COMPAGNIA INDESIDERATA
Gallarate, aperitivo col piccione
Proteste di baristi e ristoratori del centro in lotta coi volatili. L’assessore: «Mani legate»
Sos piccioni in piazza Libertà. La richiesta di aiuto viene da alcuni commercianti del centro, ma riguarda anche i residenti, che si trovano i pennuti appollaiati su qualunque sporgenza degli edifici. A preoccupare non è tanto il numero, quanto l’invadenza degli uccelli.
«Quest’anno hanno preso coraggio, ora non si fanno problemi a salire sui tavoli», lancia l’allarme Paolo Dellavalle da uno dei locali della ztl. E basta stare qualche minuto sulle panche della piazza per accorgersi che l’esercente ha ragione, con i camerieri impegnati a scacciare gli ospiti che si auto invitano. «Abbiamo provato ad allontanarli con uno spray e con gli ultrasuoni. Cos’altro si può fare?», lo sfogo.

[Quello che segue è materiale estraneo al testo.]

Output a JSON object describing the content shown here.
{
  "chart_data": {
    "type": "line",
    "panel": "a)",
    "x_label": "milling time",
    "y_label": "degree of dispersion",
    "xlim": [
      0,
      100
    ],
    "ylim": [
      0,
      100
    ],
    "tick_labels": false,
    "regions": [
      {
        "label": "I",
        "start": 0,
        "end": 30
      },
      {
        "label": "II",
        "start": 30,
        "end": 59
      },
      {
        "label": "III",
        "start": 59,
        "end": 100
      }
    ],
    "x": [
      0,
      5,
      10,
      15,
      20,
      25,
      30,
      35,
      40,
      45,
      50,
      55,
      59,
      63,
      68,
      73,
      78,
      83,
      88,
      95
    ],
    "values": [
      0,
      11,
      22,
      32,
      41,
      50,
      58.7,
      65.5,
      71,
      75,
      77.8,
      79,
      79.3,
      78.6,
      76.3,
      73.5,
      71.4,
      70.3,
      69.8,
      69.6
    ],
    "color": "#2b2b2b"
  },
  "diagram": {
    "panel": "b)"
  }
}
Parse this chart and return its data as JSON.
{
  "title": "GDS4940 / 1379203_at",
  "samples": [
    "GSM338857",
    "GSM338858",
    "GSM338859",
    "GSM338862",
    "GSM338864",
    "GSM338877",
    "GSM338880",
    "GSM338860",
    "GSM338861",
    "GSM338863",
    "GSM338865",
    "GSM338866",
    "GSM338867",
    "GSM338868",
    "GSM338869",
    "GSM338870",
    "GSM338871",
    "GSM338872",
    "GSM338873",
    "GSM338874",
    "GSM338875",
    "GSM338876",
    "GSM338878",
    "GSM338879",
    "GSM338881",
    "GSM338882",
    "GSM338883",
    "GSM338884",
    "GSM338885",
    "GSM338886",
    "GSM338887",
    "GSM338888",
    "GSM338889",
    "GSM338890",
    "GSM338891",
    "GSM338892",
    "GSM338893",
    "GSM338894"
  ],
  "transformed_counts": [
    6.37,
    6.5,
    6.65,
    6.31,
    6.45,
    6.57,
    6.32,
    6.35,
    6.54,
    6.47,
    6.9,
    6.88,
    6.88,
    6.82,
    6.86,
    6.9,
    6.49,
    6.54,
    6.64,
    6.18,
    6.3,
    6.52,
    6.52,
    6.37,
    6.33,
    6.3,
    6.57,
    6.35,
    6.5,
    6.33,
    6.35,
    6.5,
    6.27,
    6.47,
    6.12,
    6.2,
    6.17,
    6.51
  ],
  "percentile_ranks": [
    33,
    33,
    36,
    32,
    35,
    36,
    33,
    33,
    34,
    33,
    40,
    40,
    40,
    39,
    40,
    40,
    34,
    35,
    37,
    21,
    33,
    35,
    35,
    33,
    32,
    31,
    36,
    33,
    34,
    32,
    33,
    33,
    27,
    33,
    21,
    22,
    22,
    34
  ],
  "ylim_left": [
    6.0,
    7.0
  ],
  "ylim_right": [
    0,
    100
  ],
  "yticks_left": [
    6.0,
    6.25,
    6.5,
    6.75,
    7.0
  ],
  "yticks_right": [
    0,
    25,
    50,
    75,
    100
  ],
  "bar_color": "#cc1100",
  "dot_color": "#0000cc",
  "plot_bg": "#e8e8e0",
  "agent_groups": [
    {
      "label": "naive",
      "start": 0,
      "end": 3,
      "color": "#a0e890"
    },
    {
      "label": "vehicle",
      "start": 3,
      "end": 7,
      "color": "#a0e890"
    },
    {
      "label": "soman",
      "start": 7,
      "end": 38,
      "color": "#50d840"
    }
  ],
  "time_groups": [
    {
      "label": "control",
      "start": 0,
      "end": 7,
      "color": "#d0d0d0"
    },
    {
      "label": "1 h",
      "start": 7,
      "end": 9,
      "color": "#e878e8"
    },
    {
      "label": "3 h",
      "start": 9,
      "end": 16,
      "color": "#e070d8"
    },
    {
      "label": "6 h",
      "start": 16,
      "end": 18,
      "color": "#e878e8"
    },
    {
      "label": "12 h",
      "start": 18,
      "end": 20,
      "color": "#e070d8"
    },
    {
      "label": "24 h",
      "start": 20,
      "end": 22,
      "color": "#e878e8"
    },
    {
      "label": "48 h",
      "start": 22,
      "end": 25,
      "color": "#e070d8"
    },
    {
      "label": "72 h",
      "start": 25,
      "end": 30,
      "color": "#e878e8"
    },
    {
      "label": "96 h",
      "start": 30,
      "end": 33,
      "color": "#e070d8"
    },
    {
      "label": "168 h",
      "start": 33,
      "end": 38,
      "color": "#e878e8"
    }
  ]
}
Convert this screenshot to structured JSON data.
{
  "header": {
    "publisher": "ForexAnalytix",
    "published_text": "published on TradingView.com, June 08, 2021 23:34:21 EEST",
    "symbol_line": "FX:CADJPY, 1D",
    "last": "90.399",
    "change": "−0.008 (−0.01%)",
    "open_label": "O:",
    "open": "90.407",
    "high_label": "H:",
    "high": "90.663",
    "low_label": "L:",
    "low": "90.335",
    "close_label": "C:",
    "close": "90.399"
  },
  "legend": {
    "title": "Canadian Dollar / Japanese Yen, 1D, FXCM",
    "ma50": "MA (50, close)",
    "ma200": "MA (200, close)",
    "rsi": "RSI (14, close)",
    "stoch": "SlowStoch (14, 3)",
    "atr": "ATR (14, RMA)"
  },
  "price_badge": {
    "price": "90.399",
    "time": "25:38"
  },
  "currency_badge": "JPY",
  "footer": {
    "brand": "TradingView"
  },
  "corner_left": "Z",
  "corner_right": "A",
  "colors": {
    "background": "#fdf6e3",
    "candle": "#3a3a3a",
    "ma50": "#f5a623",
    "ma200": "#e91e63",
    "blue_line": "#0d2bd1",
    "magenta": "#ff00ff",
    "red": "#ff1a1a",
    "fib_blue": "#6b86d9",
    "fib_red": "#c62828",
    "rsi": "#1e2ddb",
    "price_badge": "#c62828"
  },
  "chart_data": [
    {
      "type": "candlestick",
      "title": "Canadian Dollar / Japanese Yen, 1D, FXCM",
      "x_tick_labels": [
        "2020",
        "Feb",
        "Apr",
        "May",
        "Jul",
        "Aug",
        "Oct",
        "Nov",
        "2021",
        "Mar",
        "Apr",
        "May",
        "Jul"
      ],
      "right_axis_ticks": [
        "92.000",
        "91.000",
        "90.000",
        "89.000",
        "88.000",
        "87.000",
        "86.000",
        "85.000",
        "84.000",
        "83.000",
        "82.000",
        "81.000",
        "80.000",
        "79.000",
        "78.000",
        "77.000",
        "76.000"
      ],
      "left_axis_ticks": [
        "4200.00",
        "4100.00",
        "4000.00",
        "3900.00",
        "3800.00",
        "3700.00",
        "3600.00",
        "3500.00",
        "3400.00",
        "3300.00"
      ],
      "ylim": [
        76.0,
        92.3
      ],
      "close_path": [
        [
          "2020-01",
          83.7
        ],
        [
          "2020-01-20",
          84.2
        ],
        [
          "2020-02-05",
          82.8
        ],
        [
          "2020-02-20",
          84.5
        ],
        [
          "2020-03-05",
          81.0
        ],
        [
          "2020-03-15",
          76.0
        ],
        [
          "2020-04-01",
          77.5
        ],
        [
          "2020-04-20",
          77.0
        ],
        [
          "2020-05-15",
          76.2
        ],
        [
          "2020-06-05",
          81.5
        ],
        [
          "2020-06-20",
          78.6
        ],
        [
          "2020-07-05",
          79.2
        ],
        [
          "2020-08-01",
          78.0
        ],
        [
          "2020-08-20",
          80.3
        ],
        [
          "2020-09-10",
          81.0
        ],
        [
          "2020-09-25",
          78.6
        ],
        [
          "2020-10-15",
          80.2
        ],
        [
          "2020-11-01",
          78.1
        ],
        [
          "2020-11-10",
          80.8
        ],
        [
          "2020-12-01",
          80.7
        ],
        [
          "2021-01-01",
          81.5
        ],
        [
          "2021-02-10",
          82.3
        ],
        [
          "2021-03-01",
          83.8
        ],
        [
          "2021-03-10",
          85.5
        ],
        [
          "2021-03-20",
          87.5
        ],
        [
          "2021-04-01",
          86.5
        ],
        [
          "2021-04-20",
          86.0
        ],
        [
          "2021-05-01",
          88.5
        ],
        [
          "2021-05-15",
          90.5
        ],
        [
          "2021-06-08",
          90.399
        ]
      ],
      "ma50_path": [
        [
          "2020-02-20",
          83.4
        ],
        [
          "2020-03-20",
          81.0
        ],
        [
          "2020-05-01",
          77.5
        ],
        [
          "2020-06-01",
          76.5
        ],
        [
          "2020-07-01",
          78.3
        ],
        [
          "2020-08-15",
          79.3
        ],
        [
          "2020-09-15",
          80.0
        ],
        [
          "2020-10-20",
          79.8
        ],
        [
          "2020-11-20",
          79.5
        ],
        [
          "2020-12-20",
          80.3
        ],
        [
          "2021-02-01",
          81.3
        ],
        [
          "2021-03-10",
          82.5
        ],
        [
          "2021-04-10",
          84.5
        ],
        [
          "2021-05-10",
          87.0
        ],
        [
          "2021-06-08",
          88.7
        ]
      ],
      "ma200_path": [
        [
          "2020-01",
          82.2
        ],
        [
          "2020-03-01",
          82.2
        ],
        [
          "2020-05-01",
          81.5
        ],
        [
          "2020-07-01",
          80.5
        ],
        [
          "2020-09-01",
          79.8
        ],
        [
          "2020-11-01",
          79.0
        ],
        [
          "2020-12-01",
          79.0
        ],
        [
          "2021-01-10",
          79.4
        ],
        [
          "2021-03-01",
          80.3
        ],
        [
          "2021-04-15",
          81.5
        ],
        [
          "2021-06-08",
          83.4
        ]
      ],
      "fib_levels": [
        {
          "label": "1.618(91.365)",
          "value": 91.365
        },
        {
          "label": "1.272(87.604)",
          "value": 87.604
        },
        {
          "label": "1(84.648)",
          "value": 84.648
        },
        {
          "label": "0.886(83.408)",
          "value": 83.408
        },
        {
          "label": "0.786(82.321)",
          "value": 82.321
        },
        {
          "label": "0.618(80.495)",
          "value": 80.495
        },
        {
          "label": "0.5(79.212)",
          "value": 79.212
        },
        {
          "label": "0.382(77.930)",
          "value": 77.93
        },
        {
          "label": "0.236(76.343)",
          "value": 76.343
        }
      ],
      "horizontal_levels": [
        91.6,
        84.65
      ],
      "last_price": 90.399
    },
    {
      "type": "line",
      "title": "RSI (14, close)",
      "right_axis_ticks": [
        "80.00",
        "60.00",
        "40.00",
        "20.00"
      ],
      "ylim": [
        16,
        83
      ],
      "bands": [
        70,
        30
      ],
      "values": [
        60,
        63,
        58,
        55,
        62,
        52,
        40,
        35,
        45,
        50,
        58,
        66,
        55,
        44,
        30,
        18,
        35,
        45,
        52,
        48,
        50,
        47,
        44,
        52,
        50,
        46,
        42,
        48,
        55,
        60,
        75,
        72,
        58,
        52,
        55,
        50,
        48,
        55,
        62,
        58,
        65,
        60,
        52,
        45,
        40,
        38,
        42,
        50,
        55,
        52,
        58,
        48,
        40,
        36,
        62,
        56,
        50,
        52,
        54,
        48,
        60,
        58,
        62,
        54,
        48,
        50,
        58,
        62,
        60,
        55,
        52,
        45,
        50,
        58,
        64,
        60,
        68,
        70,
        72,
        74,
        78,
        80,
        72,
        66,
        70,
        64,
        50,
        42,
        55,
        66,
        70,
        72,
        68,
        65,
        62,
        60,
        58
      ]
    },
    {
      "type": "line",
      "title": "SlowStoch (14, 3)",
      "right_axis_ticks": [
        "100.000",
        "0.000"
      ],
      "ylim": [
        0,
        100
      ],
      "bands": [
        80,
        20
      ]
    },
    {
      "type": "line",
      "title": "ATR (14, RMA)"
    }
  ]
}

Il problema di igiene in centro diventa anche una sfida per chi lavora. Non riguarda, tuttavia, soltanto piazza Libertà: l’amministrazione combatte con la specie piumata anche al parco Marinai d’Italia e in quello di viale Milano, dove ci sarebbero persone che con regolarità si fermano a dar da mangiare alle bestiole. Con il risultato che i piccioni diventano sempre più numerosi e si attirano anche altre specie poco gradite.
POST PANDEMIA
L’allarme, in zona Basilica, era scattato la prima volta un annetto fa. Come se dopo il lockdown i piccioni si fossero guadagnati spazio e si sentissero sempre più padroni della piazza. «Prima della pandemia non ricordo una situazione così», ricordava ieri mattina un commerciante. Ora il coraggio acquisito dai volatili li fa stare appollaiati senza remore in attesa dei clienti. Ed è chiaro che in una zona pedonale sempre più dedicata alla ristorazione, evitare le briciole sia impossibile. «Ci sono giorni in cui sono pochi e altri in cui invece sono numerosi», dice chi ogni giorno monitora la situazione.
MANI LEGATE
«Purtroppo l’unica cosa che possiamo fare è multare chi dà loro da mangiare - dice l’assessore al Verde, Sandro Rech - È una pratica da evitare, ed è indicato sui cartelli vicino alla chiesa di San Pietro». Per il resto il Comune si sente con le mani legate. In passato si è tentata la carta dei dissuasori sonori, ma sono arrivate lamentele. Palazzo Borghi si era rivolto anche a un’azienda di derattizzazione ma si era scontrato con le associazioni che tutelano gli animali e difendono la specie.
IL CAMPANILE
Negli anni Novanta sul campanile della basilica era stato compiuto un intervento per limitare gli spazi per la nidificazione. Le feritoie erano state ristrette in modo che potessero passare gli uccelli come i rondoni, ma non i piccioni. Lo ricorda il Gruppo insubrico di ornitologia che nei mesi scorsi ha inserito la torre campanaria di Santa Maria Assunta in un progetto dedicato proprio ai rondoni, portato avanti con la Lipu. Il danno provocato dai piccioni non è soltanto in termini di decoro, ma anche di tutela della biodiversità. «I piccioni sottraggono spazio agli altri uccelli per la nidificazione», ricorda il presidente dell’associazione insubrica Milo Manica.